Antes de Durero a la Melancolía como alegoría sólo se la representaba en grabados de medicina y en almanaques relacionados con las cuatro estaciones. Se la consideraba en el medievo una enfermedad y se recomendaban unos remedios peregrinos y alquímicos. Pero aquí, en esta obra, el gran artista alemán transforma todo eso: describe la representación de una imagen inteligente, aparentemente estéril, es cierto, pero creativa. No es que no continúe el personaje su trabajo por pereza, sino por que piensa que carece de todo sentido. Así, en esta obra, Durero sublima la melancolía y la relaciona con el Arte.

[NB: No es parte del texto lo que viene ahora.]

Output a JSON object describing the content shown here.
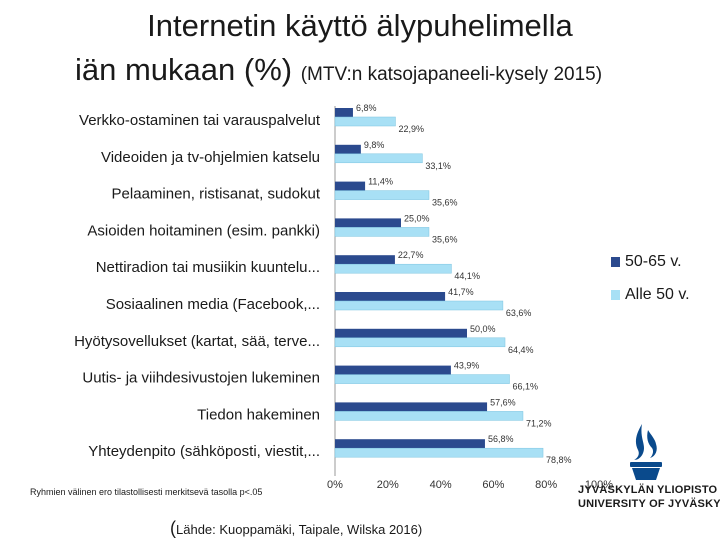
{
  "title": {
    "line1": "Internetin käyttö älypuhelimella",
    "line2": "iän mukaan (%)",
    "subtitle": "(MTV:n katsojapaneeli-kysely 2015)"
  },
  "footnote": "Ryhmien välinen ero tilastollisesti merkitsevä tasolla p<.05",
  "source": {
    "open_paren": "(",
    "text": "Lähde: Kuoppamäki, Taipale, Wilska 2016)"
  },
  "logo": {
    "line1": "JYVÄSKYLÄN YLIOPISTO",
    "line2": "UNIVERSITY OF JYVÄSKYLÄ",
    "icon": "flame-icon",
    "color": "#0a4a8c"
  },
  "chart_data": {
    "type": "bar",
    "orientation": "horizontal",
    "categories": [
      "Verkko-ostaminen tai varauspalvelut",
      "Videoiden ja tv-ohjelmien katselu",
      "Pelaaminen, ristisanat, sudokut",
      "Asioiden hoitaminen (esim. pankki)",
      "Nettiradion tai musiikin kuuntelu...",
      "Sosiaalinen media (Facebook,...",
      "Hyötysovellukset (kartat, sää, terve...",
      "Uutis- ja viihdesivustojen lukeminen",
      "Tiedon hakeminen",
      "Yhteydenpito (sähköposti, viestit,..."
    ],
    "series": [
      {
        "name": "50-65 v.",
        "color": "#2b4a8e",
        "values": [
          6.8,
          9.8,
          11.4,
          25.0,
          22.7,
          41.7,
          50.0,
          43.9,
          57.6,
          56.8
        ],
        "labels": [
          "6,8%",
          "9,8%",
          "11,4%",
          "25,0%",
          "22,7%",
          "41,7%",
          "50,0%",
          "43,9%",
          "57,6%",
          "56,8%"
        ]
      },
      {
        "name": "Alle 50 v.",
        "color": "#a8e0f5",
        "values": [
          22.9,
          33.1,
          35.6,
          35.6,
          44.1,
          63.6,
          64.4,
          66.1,
          71.2,
          78.8
        ],
        "labels": [
          "22,9%",
          "33,1%",
          "35,6%",
          "35,6%",
          "44,1%",
          "63,6%",
          "64,4%",
          "66,1%",
          "71,2%",
          "78,8%"
        ]
      }
    ],
    "x_ticks": [
      "0%",
      "20%",
      "40%",
      "60%",
      "80%",
      "100%"
    ],
    "xlim": [
      0,
      100
    ],
    "grid": false,
    "legend_position": "right"
  }
}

En la moderna psiquiatría el psicoanalista Jacques Lacan vino a crear el concepto de Objeto a. Esto viene a significar el deseo inalcanzable, el objeto causa de deseo. El ser humano, en sus deseos, está configurado tanto por sus instintos como por sus pulsiones. Éstas, a diferencia de aquéllas, son las motivaciones psíquicas que se desarrollan por la experiencia vivida desde la más tierna infancia, que se aprenden y se modifican con las emociones, y que se contrastan, sin embargo, con los instintos, elementos éstos más irracionales y primitivos de nuestro subconsciente. Ahí es donde se sitúa la sutil diferencia entre lo creativo y lo que no lo es. Son las características del artista, como ser diferente, genial, inspirado, sensible, simbólico. Sometido, además, a sus pulsiones, huraño, descuidado, desprendido. Desde entonces, desde principios del siglo XVI, se configuró un mito que ha prevalecido hasta ahora, un mito especial, que mantiene su distancia con el mundo, con sus evoluciones, con sus aspavientos y con su mediocridad.
(Grabado sobre plancha de Alberto Durero, Melancolía I, 1514; Óleo del pintor barroco italiano Domenico Fetti, 1589-1663, Melancolía, 1620; Cuadro del pintor Edvard Munch, La Melancolía, 1895; Óleo del pintor español Eduardo Úrculo, 1938-2003, Melancolía, 1982; Cuadro del pintor postimpresionista francés Paul Sérusier, 1864-1927, Melancolía, 1890; Cuadro de la artista actual española Cati Zajón, Melancolía, 2008, en donde observamos el efectivo contraste entre una época alegre, desinhibida, expansiva -mostrada por la estética desenfadada de los años veinte-, y la expresión claramente acongojada de la modelo, toda una paradoja que el Arte, como siempre, nos ayuda a dilucidar.)